Laman

Minggu, 18 November 2012

MAFIA PERIKAAN: Modus Operandi Praktek Illegal License


 http://www.dnaberita.com/foto_berita/72DSC00122.JPG

FORUM Pers Pemerhati Pelanggaran Perikanan Nasional (FP4N) akhirnya menemukan modus terbaru yang digunakan oleh perusahaan perikanan yang ada dibeberapa daerah seperti Kabupaten Kepulauan Aru, Kota Tual, Kota Ambon, Kabupaten Merauke dan Kabupaten Natuna untuk menguras kekayaan laut di Indonesia. Modus yang digunakan tersebut adalah modus “illegal license”, yang mana arti dari “illegal license” adalah penyalahgunaan izin dan atau cara mendapatkan izin dari Kementerian Kelautan dan Perikanan Republik Indonesia yang tidak sesuai dengan aturan main.
Ketua FP4N, Ivan Rishky Kaya kepada Indonesia Maritime Magazine menjelaskan, terungkapnya modus “illegal license” ini setelah data-data yang diminta secara resmi dari beberapa instansi dan perusahaan perikanan serta hasil investigasi di lapangan yang kemudian dikaji maka ditemukanlah praktek yang sudah merugikan negara  ratusan triliun rupiah ini.

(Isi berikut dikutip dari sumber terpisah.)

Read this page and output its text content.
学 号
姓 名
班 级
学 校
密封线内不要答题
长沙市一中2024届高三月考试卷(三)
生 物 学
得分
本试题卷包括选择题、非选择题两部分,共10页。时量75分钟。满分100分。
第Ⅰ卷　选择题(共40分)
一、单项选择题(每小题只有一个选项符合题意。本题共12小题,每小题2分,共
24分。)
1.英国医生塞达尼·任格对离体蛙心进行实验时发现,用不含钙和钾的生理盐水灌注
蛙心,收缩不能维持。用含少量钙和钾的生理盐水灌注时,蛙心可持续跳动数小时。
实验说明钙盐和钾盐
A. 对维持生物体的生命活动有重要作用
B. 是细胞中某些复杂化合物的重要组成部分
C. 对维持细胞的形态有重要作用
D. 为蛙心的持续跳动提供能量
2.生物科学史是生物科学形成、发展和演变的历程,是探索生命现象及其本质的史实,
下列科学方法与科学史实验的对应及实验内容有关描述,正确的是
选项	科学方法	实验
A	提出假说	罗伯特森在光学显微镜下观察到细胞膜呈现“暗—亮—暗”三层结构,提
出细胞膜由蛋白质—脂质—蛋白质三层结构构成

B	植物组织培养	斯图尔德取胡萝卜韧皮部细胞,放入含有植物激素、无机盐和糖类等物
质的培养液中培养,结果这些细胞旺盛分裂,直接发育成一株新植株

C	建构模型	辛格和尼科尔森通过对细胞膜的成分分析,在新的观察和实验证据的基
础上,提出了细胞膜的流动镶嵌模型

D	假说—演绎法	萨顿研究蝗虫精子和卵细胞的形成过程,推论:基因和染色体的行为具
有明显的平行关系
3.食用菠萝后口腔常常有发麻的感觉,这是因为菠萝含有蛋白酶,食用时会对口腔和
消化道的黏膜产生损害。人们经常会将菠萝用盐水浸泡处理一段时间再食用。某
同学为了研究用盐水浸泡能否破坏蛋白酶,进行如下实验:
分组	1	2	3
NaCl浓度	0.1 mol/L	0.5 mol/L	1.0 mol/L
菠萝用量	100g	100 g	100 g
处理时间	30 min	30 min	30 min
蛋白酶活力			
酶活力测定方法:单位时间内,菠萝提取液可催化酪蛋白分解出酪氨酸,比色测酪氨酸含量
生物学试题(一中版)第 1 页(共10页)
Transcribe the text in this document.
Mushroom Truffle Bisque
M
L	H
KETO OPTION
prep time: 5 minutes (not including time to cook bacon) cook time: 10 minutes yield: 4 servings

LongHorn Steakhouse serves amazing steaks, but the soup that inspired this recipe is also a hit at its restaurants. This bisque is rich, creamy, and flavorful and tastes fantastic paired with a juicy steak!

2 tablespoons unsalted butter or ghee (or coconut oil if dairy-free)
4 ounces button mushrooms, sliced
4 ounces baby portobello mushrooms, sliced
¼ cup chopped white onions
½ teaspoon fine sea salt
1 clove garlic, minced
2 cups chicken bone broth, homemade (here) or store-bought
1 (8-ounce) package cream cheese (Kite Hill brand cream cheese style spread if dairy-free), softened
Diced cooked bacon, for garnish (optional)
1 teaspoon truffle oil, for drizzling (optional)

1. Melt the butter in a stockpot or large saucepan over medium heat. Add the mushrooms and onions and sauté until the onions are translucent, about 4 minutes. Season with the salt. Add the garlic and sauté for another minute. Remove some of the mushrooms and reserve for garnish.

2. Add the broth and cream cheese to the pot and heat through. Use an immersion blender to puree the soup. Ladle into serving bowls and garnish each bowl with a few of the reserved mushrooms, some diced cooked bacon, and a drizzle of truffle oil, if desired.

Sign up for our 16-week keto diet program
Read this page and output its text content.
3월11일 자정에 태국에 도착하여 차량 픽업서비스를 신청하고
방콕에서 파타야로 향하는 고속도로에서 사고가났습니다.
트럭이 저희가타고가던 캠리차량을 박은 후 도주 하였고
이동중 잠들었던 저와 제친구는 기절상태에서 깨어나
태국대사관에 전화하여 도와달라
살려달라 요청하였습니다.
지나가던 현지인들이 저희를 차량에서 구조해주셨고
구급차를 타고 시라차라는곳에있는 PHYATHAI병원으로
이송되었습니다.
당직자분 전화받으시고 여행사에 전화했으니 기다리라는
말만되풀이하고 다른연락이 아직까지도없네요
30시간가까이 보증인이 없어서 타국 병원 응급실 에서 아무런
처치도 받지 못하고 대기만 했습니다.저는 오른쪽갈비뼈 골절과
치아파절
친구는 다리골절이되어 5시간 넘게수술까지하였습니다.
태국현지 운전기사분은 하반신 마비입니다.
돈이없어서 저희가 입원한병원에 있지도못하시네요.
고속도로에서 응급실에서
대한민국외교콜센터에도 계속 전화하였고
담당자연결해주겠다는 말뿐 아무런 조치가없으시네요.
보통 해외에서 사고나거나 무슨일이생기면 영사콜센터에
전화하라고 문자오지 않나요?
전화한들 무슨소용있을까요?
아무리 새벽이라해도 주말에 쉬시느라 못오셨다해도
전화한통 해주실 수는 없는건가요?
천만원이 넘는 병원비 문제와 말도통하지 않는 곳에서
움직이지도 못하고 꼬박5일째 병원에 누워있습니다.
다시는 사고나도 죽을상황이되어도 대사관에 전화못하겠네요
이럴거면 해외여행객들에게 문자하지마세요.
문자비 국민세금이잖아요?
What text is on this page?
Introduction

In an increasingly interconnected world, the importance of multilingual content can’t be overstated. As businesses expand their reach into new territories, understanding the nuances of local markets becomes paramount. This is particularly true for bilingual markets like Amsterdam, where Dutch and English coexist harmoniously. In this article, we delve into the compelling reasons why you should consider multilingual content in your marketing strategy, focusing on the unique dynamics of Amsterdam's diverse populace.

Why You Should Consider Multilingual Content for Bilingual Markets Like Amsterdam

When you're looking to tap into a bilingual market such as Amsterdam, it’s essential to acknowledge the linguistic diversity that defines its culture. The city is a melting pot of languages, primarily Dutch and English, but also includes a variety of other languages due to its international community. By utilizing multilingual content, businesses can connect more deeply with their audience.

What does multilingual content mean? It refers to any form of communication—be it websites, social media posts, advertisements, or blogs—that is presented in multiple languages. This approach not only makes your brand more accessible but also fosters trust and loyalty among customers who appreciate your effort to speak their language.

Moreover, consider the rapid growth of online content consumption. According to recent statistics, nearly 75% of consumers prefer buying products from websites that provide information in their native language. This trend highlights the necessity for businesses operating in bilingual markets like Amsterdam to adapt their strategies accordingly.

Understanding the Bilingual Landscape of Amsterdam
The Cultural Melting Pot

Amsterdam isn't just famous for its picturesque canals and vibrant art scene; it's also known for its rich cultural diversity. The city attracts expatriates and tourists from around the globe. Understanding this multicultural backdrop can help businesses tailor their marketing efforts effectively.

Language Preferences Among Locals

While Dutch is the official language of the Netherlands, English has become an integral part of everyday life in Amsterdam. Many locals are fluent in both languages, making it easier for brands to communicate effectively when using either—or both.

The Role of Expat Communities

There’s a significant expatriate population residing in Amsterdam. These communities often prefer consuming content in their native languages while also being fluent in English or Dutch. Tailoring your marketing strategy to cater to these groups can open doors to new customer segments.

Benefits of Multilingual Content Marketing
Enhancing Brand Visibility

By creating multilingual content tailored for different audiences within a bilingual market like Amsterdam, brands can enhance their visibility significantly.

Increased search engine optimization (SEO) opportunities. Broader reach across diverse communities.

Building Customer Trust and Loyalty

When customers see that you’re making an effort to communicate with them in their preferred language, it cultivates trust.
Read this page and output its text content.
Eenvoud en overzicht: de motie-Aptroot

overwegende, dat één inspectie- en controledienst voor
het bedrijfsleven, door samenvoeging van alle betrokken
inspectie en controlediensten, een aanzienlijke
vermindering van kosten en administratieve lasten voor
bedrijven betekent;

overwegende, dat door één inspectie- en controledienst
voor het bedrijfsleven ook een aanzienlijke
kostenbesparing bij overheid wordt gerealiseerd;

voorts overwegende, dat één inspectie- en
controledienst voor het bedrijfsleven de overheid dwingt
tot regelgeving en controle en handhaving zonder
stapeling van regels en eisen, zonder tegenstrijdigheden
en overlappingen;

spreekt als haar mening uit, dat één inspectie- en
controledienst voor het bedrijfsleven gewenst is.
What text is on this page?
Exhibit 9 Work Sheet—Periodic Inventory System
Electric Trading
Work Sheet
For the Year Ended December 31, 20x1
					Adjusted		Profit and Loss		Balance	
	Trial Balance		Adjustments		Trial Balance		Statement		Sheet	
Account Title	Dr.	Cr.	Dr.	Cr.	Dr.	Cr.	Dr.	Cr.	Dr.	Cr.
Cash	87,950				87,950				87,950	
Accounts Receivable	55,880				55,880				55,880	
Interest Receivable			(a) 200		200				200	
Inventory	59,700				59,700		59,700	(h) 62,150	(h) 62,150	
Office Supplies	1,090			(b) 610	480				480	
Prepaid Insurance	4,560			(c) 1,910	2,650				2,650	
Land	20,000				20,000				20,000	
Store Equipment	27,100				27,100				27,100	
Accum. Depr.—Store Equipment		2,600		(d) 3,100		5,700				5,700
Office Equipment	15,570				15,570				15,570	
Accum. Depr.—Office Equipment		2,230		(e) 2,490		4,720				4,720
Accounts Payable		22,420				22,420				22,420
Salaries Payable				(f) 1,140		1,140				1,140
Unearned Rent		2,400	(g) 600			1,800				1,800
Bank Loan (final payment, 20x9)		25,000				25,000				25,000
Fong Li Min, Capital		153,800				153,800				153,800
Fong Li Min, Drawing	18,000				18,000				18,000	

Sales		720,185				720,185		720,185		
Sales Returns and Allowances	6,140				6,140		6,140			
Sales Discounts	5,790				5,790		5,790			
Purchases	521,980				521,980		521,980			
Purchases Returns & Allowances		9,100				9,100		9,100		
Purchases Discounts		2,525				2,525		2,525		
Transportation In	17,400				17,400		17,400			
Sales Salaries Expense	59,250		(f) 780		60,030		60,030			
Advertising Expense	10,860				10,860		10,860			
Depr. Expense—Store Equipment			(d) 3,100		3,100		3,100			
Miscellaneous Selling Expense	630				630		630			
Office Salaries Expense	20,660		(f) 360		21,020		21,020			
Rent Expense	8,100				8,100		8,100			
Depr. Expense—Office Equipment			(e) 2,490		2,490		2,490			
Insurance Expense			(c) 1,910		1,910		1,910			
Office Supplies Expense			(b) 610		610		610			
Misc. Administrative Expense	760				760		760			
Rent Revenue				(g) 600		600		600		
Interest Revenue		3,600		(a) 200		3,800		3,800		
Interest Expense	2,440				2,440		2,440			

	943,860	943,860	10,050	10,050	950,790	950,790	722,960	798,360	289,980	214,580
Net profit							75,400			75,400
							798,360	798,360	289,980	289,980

“Kalau saat ini kita mendengar berbagai mafia seperti pajak, hukum, pemilu, maka dibidang perikanan diduga ada oknum-oknum tertentu di Kementerian Kelautan dan Perikanan Republik Indonesia yang bisa dikategorikan sebagai Sindikat dari Mafia Perikanan karena membekingi pelaku illegal license,” papar Ivan.
Ivan menjelaskan, yang dimaksud dengan illegal license adalah manipulasi izin atau penyalahgunaan izin. Kapal tangkap milik perusahaan perikanan yang beroperasi di Indonesia, sebagian besar hanya mengantongi izin formal dari Kementerian Kelautan dan Perikanan Republik Indonesia yang didapat dengan cara mudah, namun setelah melakukan impor kapal asing, mereka (perusahaan perikanan yang beroperasi di Indonesia) tidak membangun atau mengembangkan industrinya yang mengakibatkan daerah-daerah sentra tangkapan (Laut Arafura, Laut Natuna, Laut Banda, Laut Maluku dan Laut Papua) tetap menjadi daerah miskin. Jika ada, izin tersebut didapati dengan cara-cara yang tidak sesuai mekanisme atau tidak sesuai aturan yang berlaku.

Selain itu, dengan adanya tindakan dari oknum-oknum di lingkungan Kementerian Kelautan dan Perikanan Republik Indonesia yang sengaja menjual belikan perizinan impor kapal asing kepada perusahaan yang tidak berbasis industri serta Surat Izin Usaha Perikanan (SIUP), Surat Izin Penangkapan Ikan (SIPI), Surat Izin Kapal Pengangkut Ikan (SIKPI), tanpa melalui prosedur yang sebenarnya, menyebabkan industri perikanan di Indonesia akan mati dengan sendirinya.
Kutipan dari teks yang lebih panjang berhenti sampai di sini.